Ecco i vostri versi sciolti,
la vostra metrica inesistente,
e puttanai di merdate:
Guardo il sole tramontare
ti stringo la mano
e ci amiamo.
(Vuoi questo, eh?
Sì…dai, prendilo tutto,
lo so che ti piace).
Ehi, guardami:
sono anch’io un fottutissimo poeta…
…fottutissimissimissimissimissimo issimo issimissimo poeta.

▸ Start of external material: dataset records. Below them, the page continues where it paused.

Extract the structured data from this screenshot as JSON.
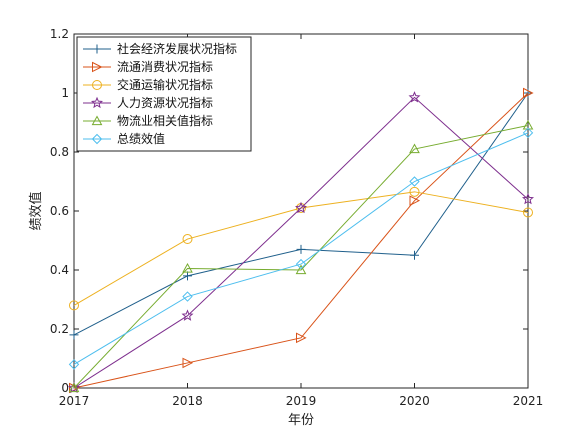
{
  "chart_data": {
    "type": "line",
    "title": "",
    "xlabel": "年份",
    "ylabel": "绩效值",
    "x": [
      2017,
      2018,
      2019,
      2020,
      2021
    ],
    "xlim": [
      2017,
      2021
    ],
    "ylim": [
      0,
      1.2
    ],
    "y_ticks": [
      0,
      0.2,
      0.4,
      0.6,
      0.8,
      1,
      1.2
    ],
    "x_tick_labels": [
      "2017",
      "2018",
      "2019",
      "2020",
      "2021"
    ],
    "y_tick_labels": [
      "0",
      "0.2",
      "0.4",
      "0.6",
      "0.8",
      "1",
      "1.2"
    ],
    "grid": false,
    "legend_position": "top-left",
    "series": [
      {
        "name": "社会经济发展状况指标",
        "color": "#1f5f8b",
        "marker": "plus",
        "values": [
          0.18,
          0.38,
          0.47,
          0.45,
          1.0
        ]
      },
      {
        "name": "流通消费状况指标",
        "color": "#d95319",
        "marker": "triangle-right",
        "values": [
          0.0,
          0.085,
          0.17,
          0.635,
          1.0
        ]
      },
      {
        "name": "交通运输状况指标",
        "color": "#edb120",
        "marker": "circle",
        "values": [
          0.28,
          0.505,
          0.61,
          0.665,
          0.595
        ]
      },
      {
        "name": "人力资源状况指标",
        "color": "#7e2f8e",
        "marker": "star",
        "values": [
          0.0,
          0.245,
          0.61,
          0.985,
          0.64
        ]
      },
      {
        "name": "物流业相关值指标",
        "color": "#77ac30",
        "marker": "triangle-up",
        "values": [
          0.0,
          0.405,
          0.4,
          0.81,
          0.89
        ]
      },
      {
        "name": "总绩效值",
        "color": "#4dbeee",
        "marker": "diamond",
        "values": [
          0.08,
          0.31,
          0.42,
          0.7,
          0.865
        ]
      }
    ]
  }
}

Io ti adoro, ti leggo pure:
ma lo sai che
ti odio,
tra me e me,
tra una bestemmia e uno sputo?
Mi piace ciò che scrivo
ma non mi piace più nel momento
in cui non piace agli altri;
non ha riscontri, critiche.
Chi mi devo fingere
per piacervi?
Vi prego, mi basta un sussurro,
un sì
merdosissimi poeti,
…un briciolo di approvazione…
N.d.A:
Questa “poesia” è più che altro uno sfogo: credo che ognuno di noi voglia, nel profondo, che i suoi scritti siano meglio di quelli degli altri. E quindi effettua un serio lavoro critico sulle opere altrui, sminuendole al fine di valorizzare le proprie. Quando però non riceve la conferma che le sue poesie - o più in generale i lavori artistici, ma più largamente ancora qualsiasi cosa nella vita - non sono al primo posto tra le preferenze degli altri (mio dio, quanto ci - mi - importa del giudizio esterno!), lo sconforto è enorme. Si tende allora ad imitare lo stile e le tematiche che riscontrano maggior successo tra il pubblico, annullandosi nella banalità di scritture commerciali.
Mi piace quello che scrivo, ma a volte è difficile crederci: del resto sono umana, e il bisogno di approvazione è più forte di ogni illusione che m’impongo.